Creating a smart home currently requires either linking every connected device one-by-one or adding sensor tags to old appliances to make a cohesive IoT network, but there might be an easier way. Researchers at Carnegie Mellon developed a concept for a hub that, when plugged into an electrical outlet, tracks ambient environmental data -- essentially becoming a sensor that tracks the whole space. With this in hand, savvy programmers can use it to trigger their own connected home routines.
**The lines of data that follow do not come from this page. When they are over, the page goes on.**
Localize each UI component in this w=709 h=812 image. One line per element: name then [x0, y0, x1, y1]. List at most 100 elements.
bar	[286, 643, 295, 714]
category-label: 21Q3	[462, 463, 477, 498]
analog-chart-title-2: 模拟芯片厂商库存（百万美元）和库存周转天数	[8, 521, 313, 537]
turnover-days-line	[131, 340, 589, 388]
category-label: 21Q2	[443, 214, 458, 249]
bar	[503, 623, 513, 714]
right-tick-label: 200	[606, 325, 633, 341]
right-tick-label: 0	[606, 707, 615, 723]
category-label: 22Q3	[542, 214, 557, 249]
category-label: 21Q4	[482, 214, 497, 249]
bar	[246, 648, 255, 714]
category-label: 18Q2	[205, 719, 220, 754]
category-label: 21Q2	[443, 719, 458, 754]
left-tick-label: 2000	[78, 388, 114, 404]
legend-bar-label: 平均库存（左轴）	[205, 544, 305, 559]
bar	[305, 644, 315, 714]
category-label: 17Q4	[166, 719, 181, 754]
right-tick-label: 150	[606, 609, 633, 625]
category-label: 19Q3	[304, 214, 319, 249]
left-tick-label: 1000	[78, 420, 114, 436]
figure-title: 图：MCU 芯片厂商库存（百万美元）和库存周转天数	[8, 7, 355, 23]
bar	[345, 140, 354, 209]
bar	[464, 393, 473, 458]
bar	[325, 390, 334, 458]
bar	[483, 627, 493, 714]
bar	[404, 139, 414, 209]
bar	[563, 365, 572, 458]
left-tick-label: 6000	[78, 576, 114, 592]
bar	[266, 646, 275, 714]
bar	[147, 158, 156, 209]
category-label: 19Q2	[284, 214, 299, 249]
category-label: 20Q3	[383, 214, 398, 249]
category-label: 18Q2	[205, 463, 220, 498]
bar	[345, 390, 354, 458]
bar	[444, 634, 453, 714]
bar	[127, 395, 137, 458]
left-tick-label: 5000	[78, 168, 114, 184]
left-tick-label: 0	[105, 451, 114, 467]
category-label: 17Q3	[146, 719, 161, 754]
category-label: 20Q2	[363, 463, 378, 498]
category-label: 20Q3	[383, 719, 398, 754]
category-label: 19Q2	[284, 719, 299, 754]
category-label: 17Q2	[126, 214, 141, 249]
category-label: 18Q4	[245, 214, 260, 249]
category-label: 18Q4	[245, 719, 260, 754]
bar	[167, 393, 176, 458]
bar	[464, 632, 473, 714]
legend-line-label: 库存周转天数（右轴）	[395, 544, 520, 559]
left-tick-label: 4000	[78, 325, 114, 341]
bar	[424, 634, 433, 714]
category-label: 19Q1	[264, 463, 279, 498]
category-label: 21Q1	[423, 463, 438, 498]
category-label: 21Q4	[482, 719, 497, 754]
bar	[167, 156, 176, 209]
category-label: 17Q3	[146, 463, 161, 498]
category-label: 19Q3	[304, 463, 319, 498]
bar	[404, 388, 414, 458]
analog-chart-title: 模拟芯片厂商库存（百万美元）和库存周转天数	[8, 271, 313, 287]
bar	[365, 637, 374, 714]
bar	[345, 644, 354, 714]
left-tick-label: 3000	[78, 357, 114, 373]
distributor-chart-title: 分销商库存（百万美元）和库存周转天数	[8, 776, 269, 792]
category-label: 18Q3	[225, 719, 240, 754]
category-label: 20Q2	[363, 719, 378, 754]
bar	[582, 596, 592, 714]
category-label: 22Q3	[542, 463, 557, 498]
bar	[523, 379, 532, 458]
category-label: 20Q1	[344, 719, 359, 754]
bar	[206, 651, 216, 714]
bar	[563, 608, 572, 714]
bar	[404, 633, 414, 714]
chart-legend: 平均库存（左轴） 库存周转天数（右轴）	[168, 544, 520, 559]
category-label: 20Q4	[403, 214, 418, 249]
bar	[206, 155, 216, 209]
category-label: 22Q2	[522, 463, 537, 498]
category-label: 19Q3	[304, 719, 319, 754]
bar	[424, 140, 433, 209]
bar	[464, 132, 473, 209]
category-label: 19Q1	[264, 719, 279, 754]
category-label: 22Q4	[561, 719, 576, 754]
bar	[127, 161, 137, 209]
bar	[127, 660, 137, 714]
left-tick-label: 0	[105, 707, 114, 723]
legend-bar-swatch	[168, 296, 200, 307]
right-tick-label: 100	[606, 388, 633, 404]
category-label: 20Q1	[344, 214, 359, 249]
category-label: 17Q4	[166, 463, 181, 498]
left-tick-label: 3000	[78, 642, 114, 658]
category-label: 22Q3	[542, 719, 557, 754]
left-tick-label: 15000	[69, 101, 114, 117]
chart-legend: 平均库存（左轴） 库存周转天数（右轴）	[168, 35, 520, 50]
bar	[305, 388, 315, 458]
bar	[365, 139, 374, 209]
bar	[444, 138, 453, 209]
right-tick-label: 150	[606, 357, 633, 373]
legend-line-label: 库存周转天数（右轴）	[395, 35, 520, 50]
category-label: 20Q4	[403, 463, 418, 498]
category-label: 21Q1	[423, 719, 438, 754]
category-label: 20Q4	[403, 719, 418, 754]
The researchers introduced their sensor nexus -- dubbed Synthetic Sensors -- this week at ACM CHI, the human-computer interaction conference. As the video demonstrates, just plug it into a USB wall port and it automatically collects information about its surroundings, uploading it to a cloud back-end over WiFi.

Machine learning on the device parses results into recognizable events, like recognizing a particular sound pattern as "dishwasher is running" -- making them "synthetic" sensors. Folks can use them as digital triggers for other IoT behaviors. For example, one could use "left faucet on" to activate a room's left paper towel dispenser -- and automatically schedule a restock when its supply runs low.

There's one sensor missing from the device's suite, though: A camera. Its creators are sensitive to privacy issues, which is also why raw environmental data isn't uploaded to the cloud -- just the analyzed results. The Synthetic Sensor is still in a prototype phase, but it's a promising replacement for the jumble of individual tags needed to hook up old appliances or proprietary smart devices.